JULIA WERDIGIER
New York Times
Nov 4, 2010
LONDON — The Bank of England and the European Central Bank left their key interest rates at record lows Thursday after recent data showed that the economic recovery was showing some resilience.
A day after the U.S. Federal Reserve moved to pump another $600 billion into the banking system to strengthen the U.S. economy, the Bank of England decided against any new stimulus measures for Britain, leaving its bond purchasing program at £200 billion, or $322 billion. The main interest rate remains atf 0.5 percent.
At its meeting, the European Central Bank left its benchmark interest rate at 1 percent. Investor attention was focused instead on anything that E.C.B. President Jean-Claude Trichet might say later in the day about the bank’s plans to tighten monetary policy — even as the Fed moves in the other direction.
The Bank of England considered expanding purchases of government debt last month, but positive economic data released since then eased pressure for it to act.
The services sector, including banks and airlines, and manufacturing reported unexpected growth in October, and growth of Britain’s gross domestic product beat economists’ forecasts in the third quarter.
The Bank of England would find it “hard to justify further purchases without some evidence,” Jens Larsen, chief European economist at RBC Capital Markets in London and a former Bank of England official, said.
“The rebound has been pretty robust and inflation has surprised us on the upside,” he said. “At the same time there are clearly some big risks facing the economy. Quantitative easing is not off the table.”
The main risk for Britain’s sustained recovery is the government’s austerity program, which is expected to affect consumers beginning early next year. An increase in sales tax combined with deep cuts in government spending, including the elimination of an estimated 490,000 jobs, might slow the recovery despite the recent encouraging signs.
Signs that consumers hold back on spending because of job uncertainty have already been seen.
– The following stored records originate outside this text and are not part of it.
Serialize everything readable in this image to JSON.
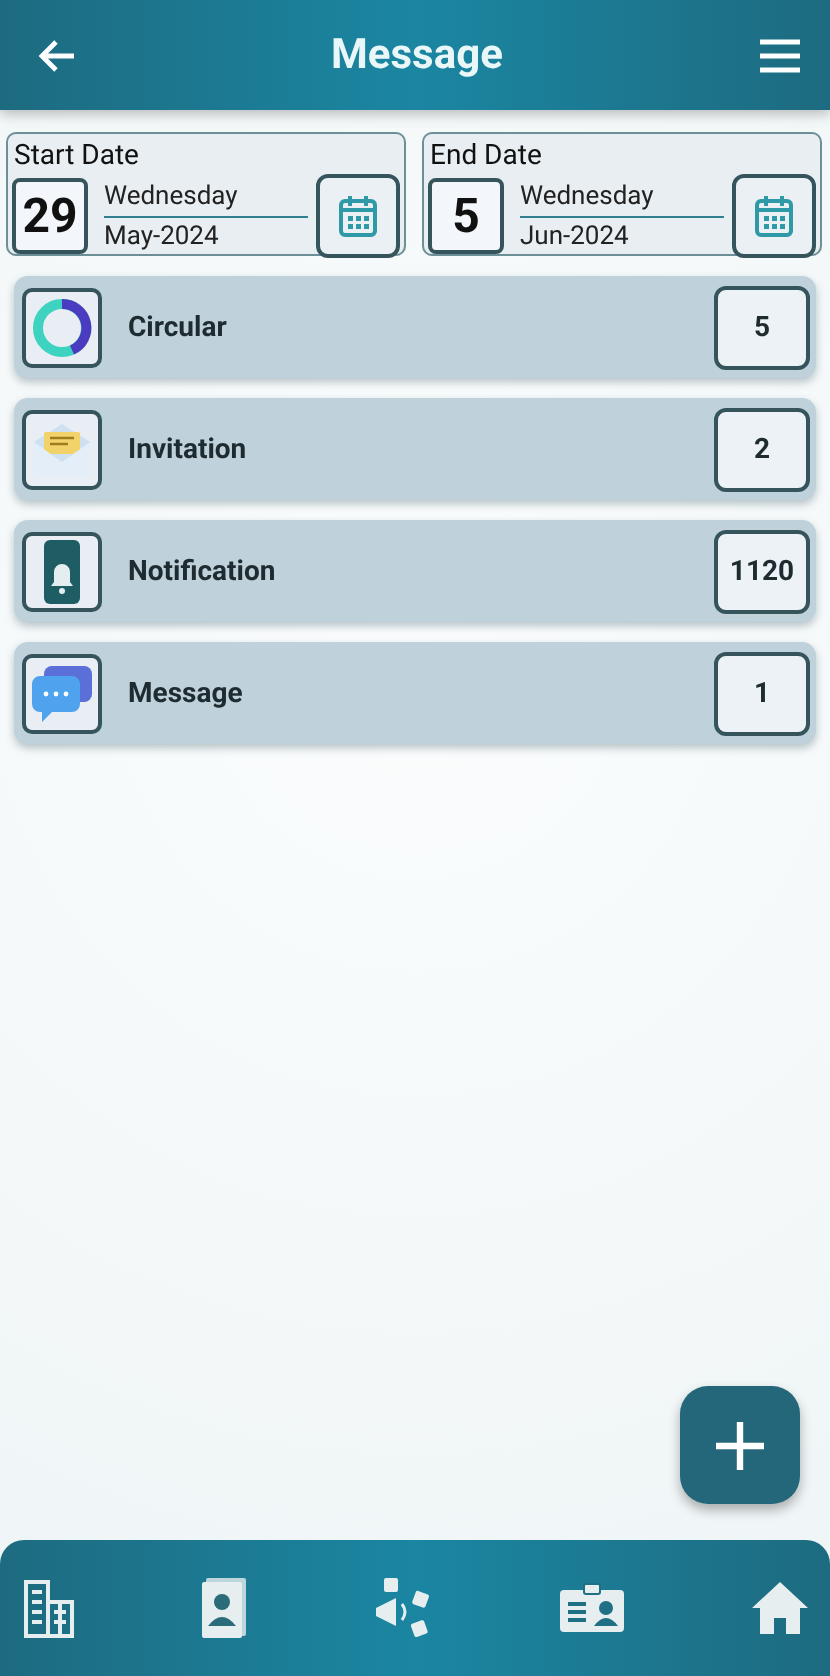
{
  "header": {
    "title": "Message"
  },
  "dates": [
    {
      "label": "Start Date",
      "day": "29",
      "weekday": "Wednesday",
      "month_year": "May-2024"
    },
    {
      "label": "End Date",
      "day": "5",
      "weekday": "Wednesday",
      "month_year": "Jun-2024"
    }
  ],
  "categories": [
    {
      "kind": "circular",
      "label": "Circular",
      "count": "5"
    },
    {
      "kind": "invitation",
      "label": "Invitation",
      "count": "2"
    },
    {
      "kind": "notification",
      "label": "Notification",
      "count": "1120"
    },
    {
      "kind": "message",
      "label": "Message",
      "count": "1"
    }
  ]
}
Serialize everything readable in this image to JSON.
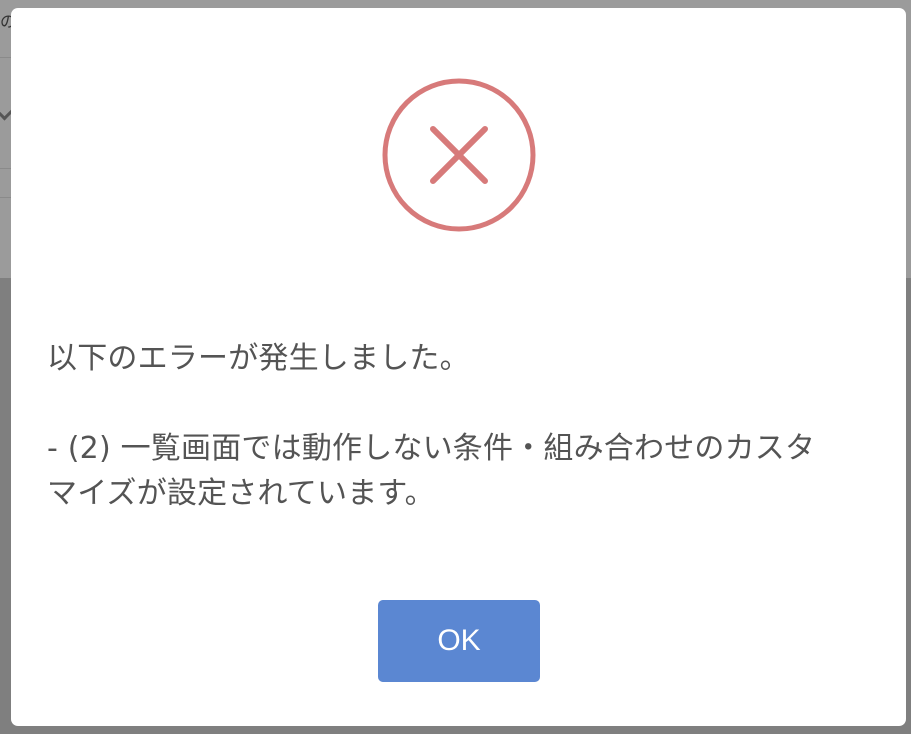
{
  "colors": {
    "error_icon": "#d77a7a",
    "ok_button_bg": "#5b87d2",
    "message_text": "#545454"
  },
  "background": {
    "partial_text": "の"
  },
  "dialog": {
    "icon": "error-x-circle-icon",
    "message_line1": "以下のエラーが発生しました。",
    "message_line2": "- (2) 一覧画面では動作しない条件・組み合わせのカスタ",
    "message_line3": "マイズが設定されています。",
    "ok_label": "OK"
  }
}
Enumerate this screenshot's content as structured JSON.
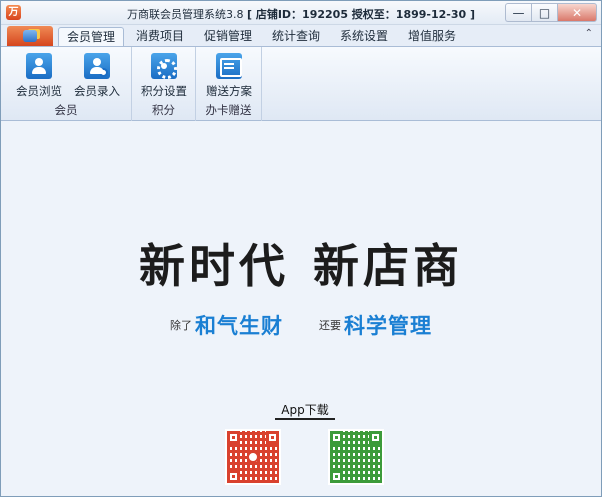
{
  "window": {
    "title_prefix": "万商联会员管理系统3.8",
    "title_info": "[ 店铺ID：192205 授权至：1899-12-30 ]",
    "minimize_label": "—",
    "maximize_label": "□",
    "close_label": "✕",
    "logo_glyph": "万"
  },
  "tabs": [
    {
      "label": "会员管理",
      "active": true
    },
    {
      "label": "消费项目"
    },
    {
      "label": "促销管理"
    },
    {
      "label": "统计查询"
    },
    {
      "label": "系统设置"
    },
    {
      "label": "增值服务"
    }
  ],
  "ribbon_min_glyph": "⌃",
  "ribbon": {
    "groups": [
      {
        "label": "会员",
        "buttons": [
          {
            "label": "会员浏览",
            "icon": "member-browse-icon"
          },
          {
            "label": "会员录入",
            "icon": "member-add-icon"
          }
        ]
      },
      {
        "label": "积分",
        "buttons": [
          {
            "label": "积分设置",
            "icon": "points-settings-icon"
          }
        ]
      },
      {
        "label": "办卡赠送",
        "buttons": [
          {
            "label": "赠送方案",
            "icon": "gift-plan-icon"
          }
        ]
      }
    ]
  },
  "main": {
    "slogan_left": "新时代",
    "slogan_right": "新店商",
    "sub_prefix1": "除了",
    "sub_big1": "和气生财",
    "sub_prefix2": "还要",
    "sub_big2": "科学管理",
    "app_download": "App下载"
  },
  "colors": {
    "accent_blue": "#1a7fd3",
    "qr_left": "#d9412e",
    "qr_right": "#3c9b3a"
  }
}
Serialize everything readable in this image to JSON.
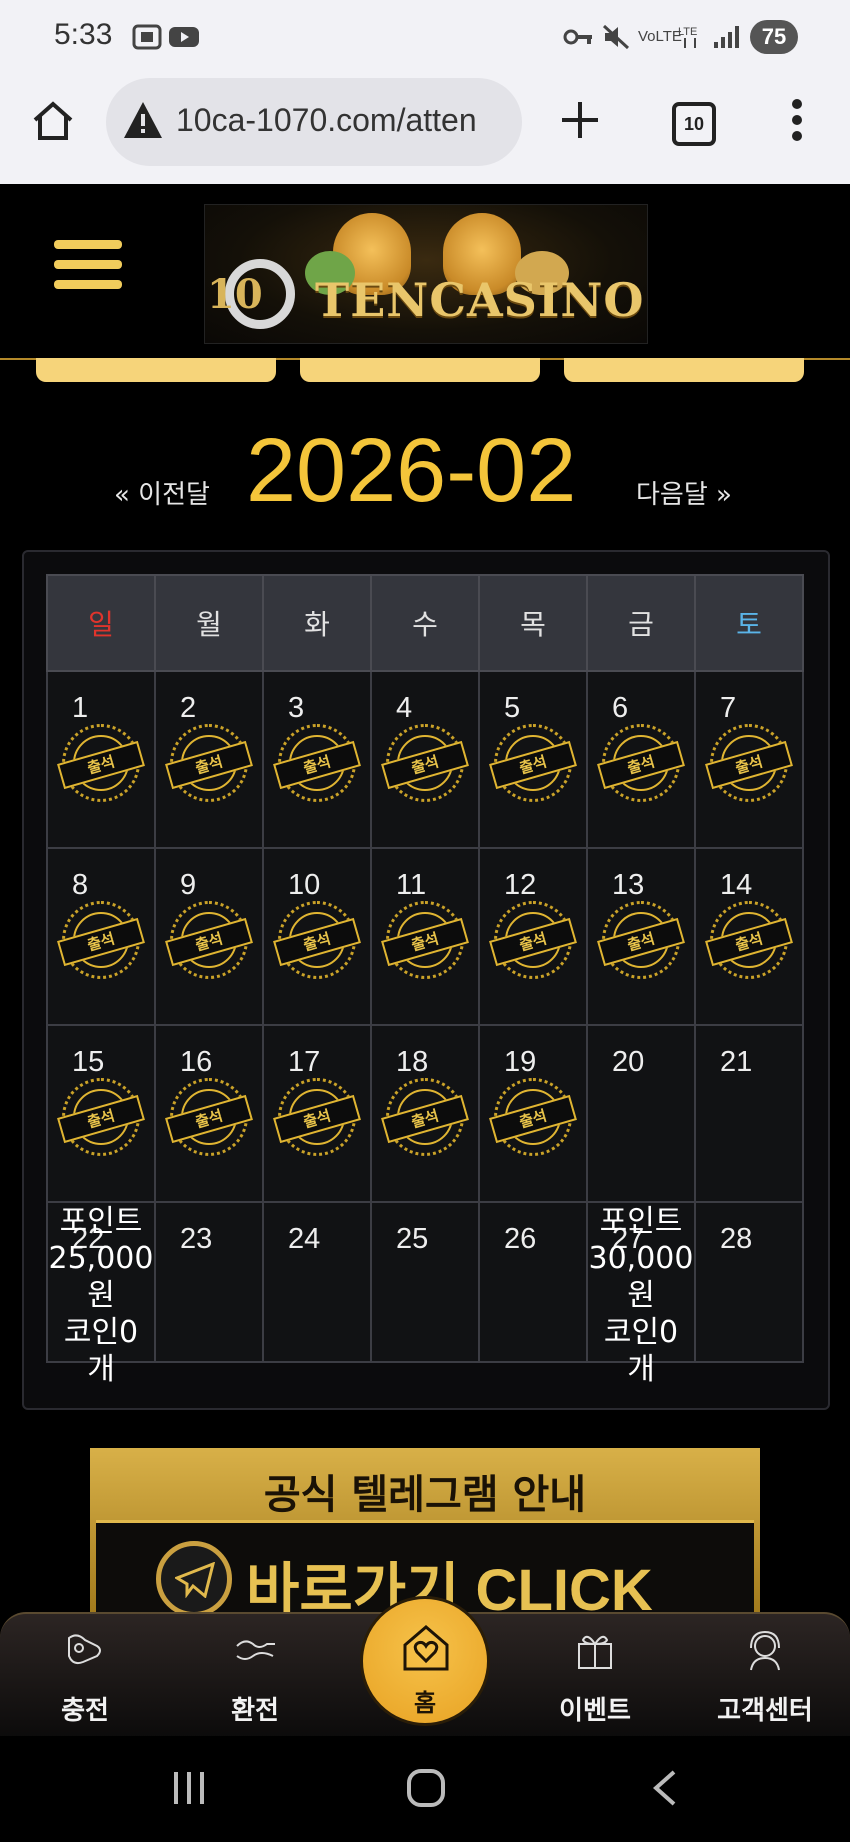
{
  "status_bar": {
    "time": "5:33",
    "battery": "75"
  },
  "browser": {
    "url": "10ca-1070.com/atten",
    "tab_count": "10"
  },
  "site": {
    "logo_text": "TENCASINO",
    "logo_prefix": "10"
  },
  "calendar": {
    "prev_label": "« 이전달",
    "next_label": "다음달 »",
    "month": "2026-02",
    "weekdays": [
      "일",
      "월",
      "화",
      "수",
      "목",
      "금",
      "토"
    ],
    "stamp_text": "출석",
    "weeks": [
      [
        {
          "day": "1",
          "stamp": true
        },
        {
          "day": "2",
          "stamp": true
        },
        {
          "day": "3",
          "stamp": true
        },
        {
          "day": "4",
          "stamp": true
        },
        {
          "day": "5",
          "stamp": true
        },
        {
          "day": "6",
          "stamp": true
        },
        {
          "day": "7",
          "stamp": true
        }
      ],
      [
        {
          "day": "8",
          "stamp": true
        },
        {
          "day": "9",
          "stamp": true
        },
        {
          "day": "10",
          "stamp": true
        },
        {
          "day": "11",
          "stamp": true
        },
        {
          "day": "12",
          "stamp": true
        },
        {
          "day": "13",
          "stamp": true
        },
        {
          "day": "14",
          "stamp": true
        }
      ],
      [
        {
          "day": "15",
          "stamp": true
        },
        {
          "day": "16",
          "stamp": true
        },
        {
          "day": "17",
          "stamp": true
        },
        {
          "day": "18",
          "stamp": true
        },
        {
          "day": "19",
          "stamp": true
        },
        {
          "day": "20",
          "stamp": false
        },
        {
          "day": "21",
          "stamp": false
        }
      ],
      [
        {
          "day": "22",
          "stamp": false,
          "reward": [
            "포인트",
            "25,000",
            "원",
            "코인0",
            "개"
          ]
        },
        {
          "day": "23",
          "stamp": false
        },
        {
          "day": "24",
          "stamp": false
        },
        {
          "day": "25",
          "stamp": false
        },
        {
          "day": "26",
          "stamp": false
        },
        {
          "day": "27",
          "stamp": false,
          "reward": [
            "포인트",
            "30,000",
            "원",
            "코인0",
            "개"
          ]
        },
        {
          "day": "28",
          "stamp": false
        }
      ]
    ],
    "colors": {
      "sunday": "#e0342c",
      "saturday": "#5ab4e8",
      "month": "#f4c53a"
    }
  },
  "banner": {
    "title": "공식 텔레그램 안내",
    "cta": "바로가기 CLICK"
  },
  "bottom_nav": {
    "charge": "충전",
    "exchange": "환전",
    "home": "홈",
    "event": "이벤트",
    "support": "고객센터"
  }
}
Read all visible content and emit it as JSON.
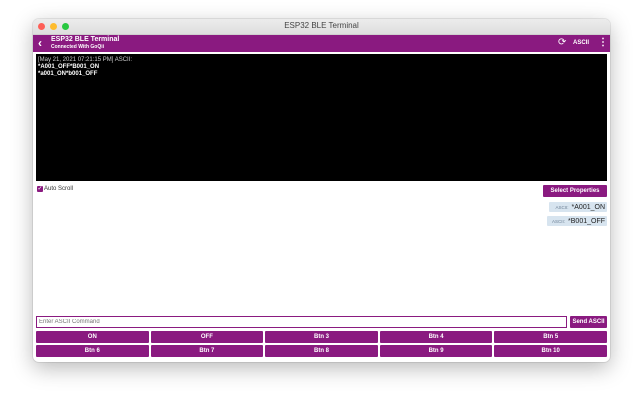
{
  "window": {
    "title": "ESP32 BLE Terminal"
  },
  "appbar": {
    "title": "ESP32 BLE Terminal",
    "subtitle": "Connected With GoQii",
    "back_icon": "chevron-left-icon",
    "refresh_icon": "refresh-icon",
    "mode_label": "ASCII",
    "menu_icon": "more-vertical-icon"
  },
  "terminal": {
    "header": "[May 21, 2021 07:21:15 PM] ASCII:",
    "lines": [
      "*A001_OFF*B001_ON",
      "*a001_ON*b001_OFF"
    ]
  },
  "autoscroll": {
    "label": "Auto Scroll",
    "checked": true
  },
  "select_properties_label": "Select Properties",
  "sent_messages": [
    {
      "tag": "ASCII:",
      "text": "*A001_ON"
    },
    {
      "tag": "ASCII:",
      "text": "*B001_OFF"
    }
  ],
  "command": {
    "placeholder": "Enter ASCII Command",
    "send_label": "Send ASCII"
  },
  "buttons": [
    "ON",
    "OFF",
    "Btn 3",
    "Btn 4",
    "Btn 5",
    "Btn 6",
    "Btn 7",
    "Btn 8",
    "Btn 9",
    "Btn 10"
  ],
  "colors": {
    "accent": "#8a1a80",
    "terminal_bg": "#000000",
    "chip_bg": "#d7e4ef"
  }
}
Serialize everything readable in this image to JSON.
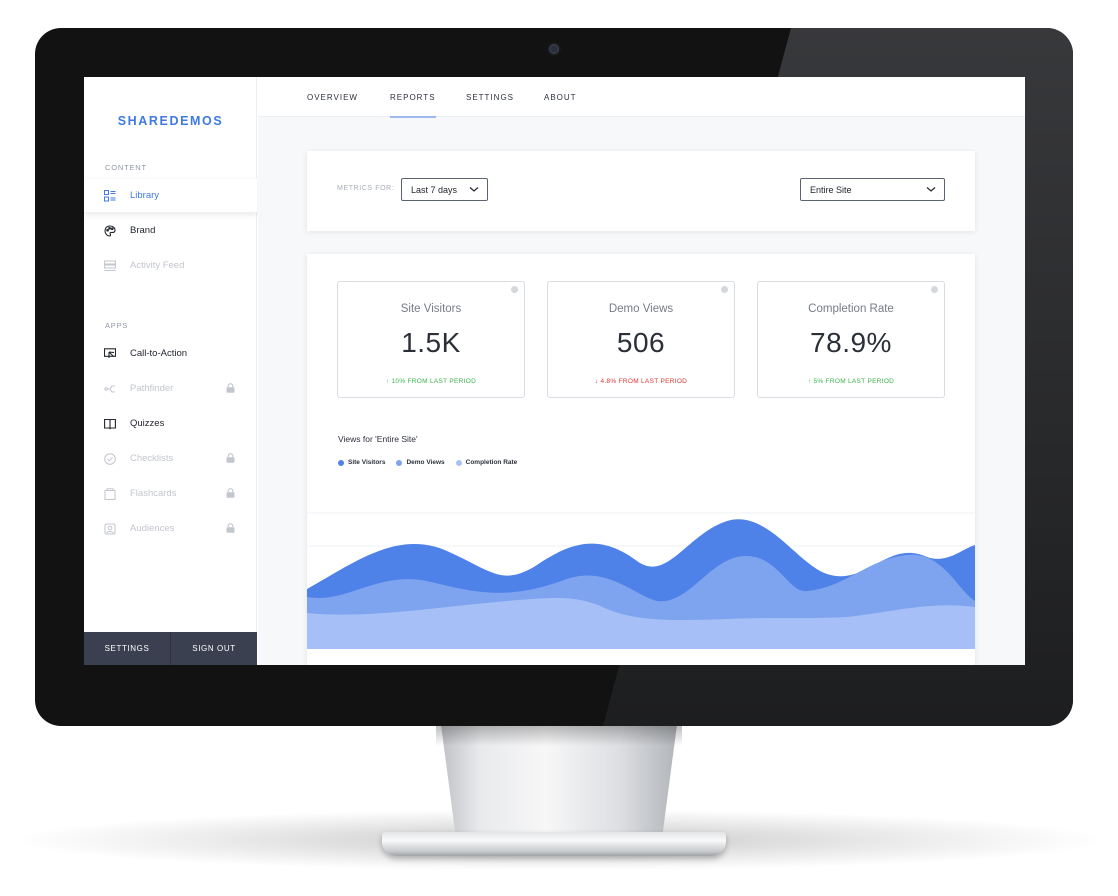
{
  "app": {
    "brand": "SHAREDEMOS"
  },
  "sidebar": {
    "content_label": "CONTENT",
    "content_items": [
      {
        "label": "Library",
        "icon": "library-icon",
        "state": "active"
      },
      {
        "label": "Brand",
        "icon": "palette-icon",
        "state": "normal"
      },
      {
        "label": "Activity Feed",
        "icon": "activity-feed-icon",
        "state": "disabled"
      }
    ],
    "apps_label": "APPS",
    "app_items": [
      {
        "label": "Call-to-Action",
        "icon": "call-to-action-icon",
        "locked": false
      },
      {
        "label": "Pathfinder",
        "icon": "pathfinder-icon",
        "locked": true
      },
      {
        "label": "Quizzes",
        "icon": "book-icon",
        "locked": false
      },
      {
        "label": "Checklists",
        "icon": "check-circle-icon",
        "locked": true
      },
      {
        "label": "Flashcards",
        "icon": "flashcards-icon",
        "locked": true
      },
      {
        "label": "Audiences",
        "icon": "audiences-icon",
        "locked": true
      }
    ],
    "footer": {
      "settings": "SETTINGS",
      "sign_out": "SIGN OUT"
    }
  },
  "topnav": {
    "tabs": [
      {
        "label": "OVERVIEW",
        "active": false
      },
      {
        "label": "REPORTS",
        "active": true
      },
      {
        "label": "SETTINGS",
        "active": false
      },
      {
        "label": "ABOUT",
        "active": false
      }
    ]
  },
  "filters": {
    "metrics_for_label": "METRICS FOR:",
    "period": "Last 7 days",
    "scope": "Entire Site"
  },
  "stats": [
    {
      "title": "Site Visitors",
      "value": "1.5K",
      "delta": "↑ 10% FROM LAST PERIOD",
      "trend": "up"
    },
    {
      "title": "Demo Views",
      "value": "506",
      "delta": "↓ 4.8% FROM LAST PERIOD",
      "trend": "down"
    },
    {
      "title": "Completion Rate",
      "value": "78.9%",
      "delta": "↑ 5% FROM LAST PERIOD",
      "trend": "up"
    }
  ],
  "chart": {
    "title": "Views for 'Entire Site'",
    "legend": [
      {
        "name": "Site Visitors",
        "color": "#4f82e8"
      },
      {
        "name": "Demo Views",
        "color": "#7ea4ef"
      },
      {
        "name": "Completion Rate",
        "color": "#a9c1f6"
      }
    ]
  },
  "colors": {
    "accent": "#3f7ae0",
    "footer_bg": "#3b4050",
    "up": "#39b54a",
    "down": "#e0342f"
  }
}
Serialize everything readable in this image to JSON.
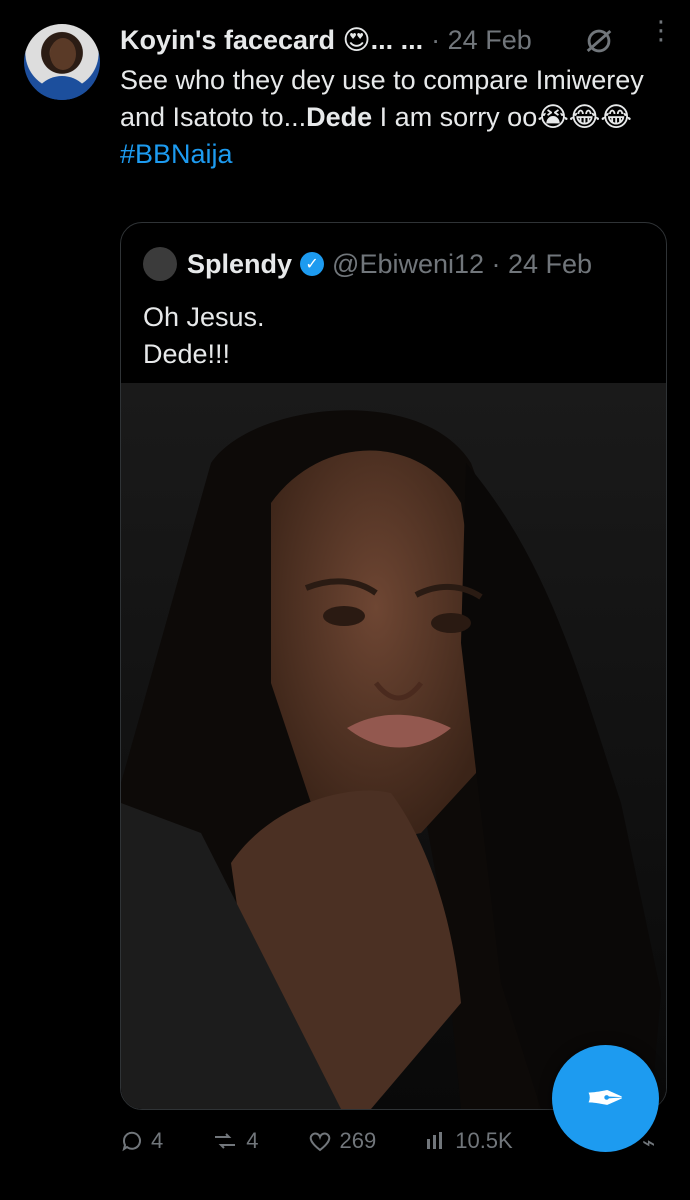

Sales at Next, one of the biggest clothing retailers in Britain, fell in the third quarter, and the company expects the last three months of the year to be more difficult. Last month, house prices fell the most since January 2009, as buyers postponed investments and more property came to the market.
Many economists expect Bank of England policy makers to postpone any decision on more stimulus until next year, when the impact of the largest spending cuts since World War II becomes clearer. Britain’s opposition Labour Party has warned that the private sector might not be able to fill the gap and that spending cuts that are too extensive risk a recession.
At the same time, inflation remains well above the Bank of England’s target of 2 percent, making it harder for policy makers to argue for pumping more capital into the economy. But many economists expect interest rates to remain unchanged for at least six months, and the Bank of England has said that it expected inflation to drop by 2012.
The European Central Bank, which sets monetary policy for the euro zone, has left its benchmark interest rate at 1 percent since May 2009.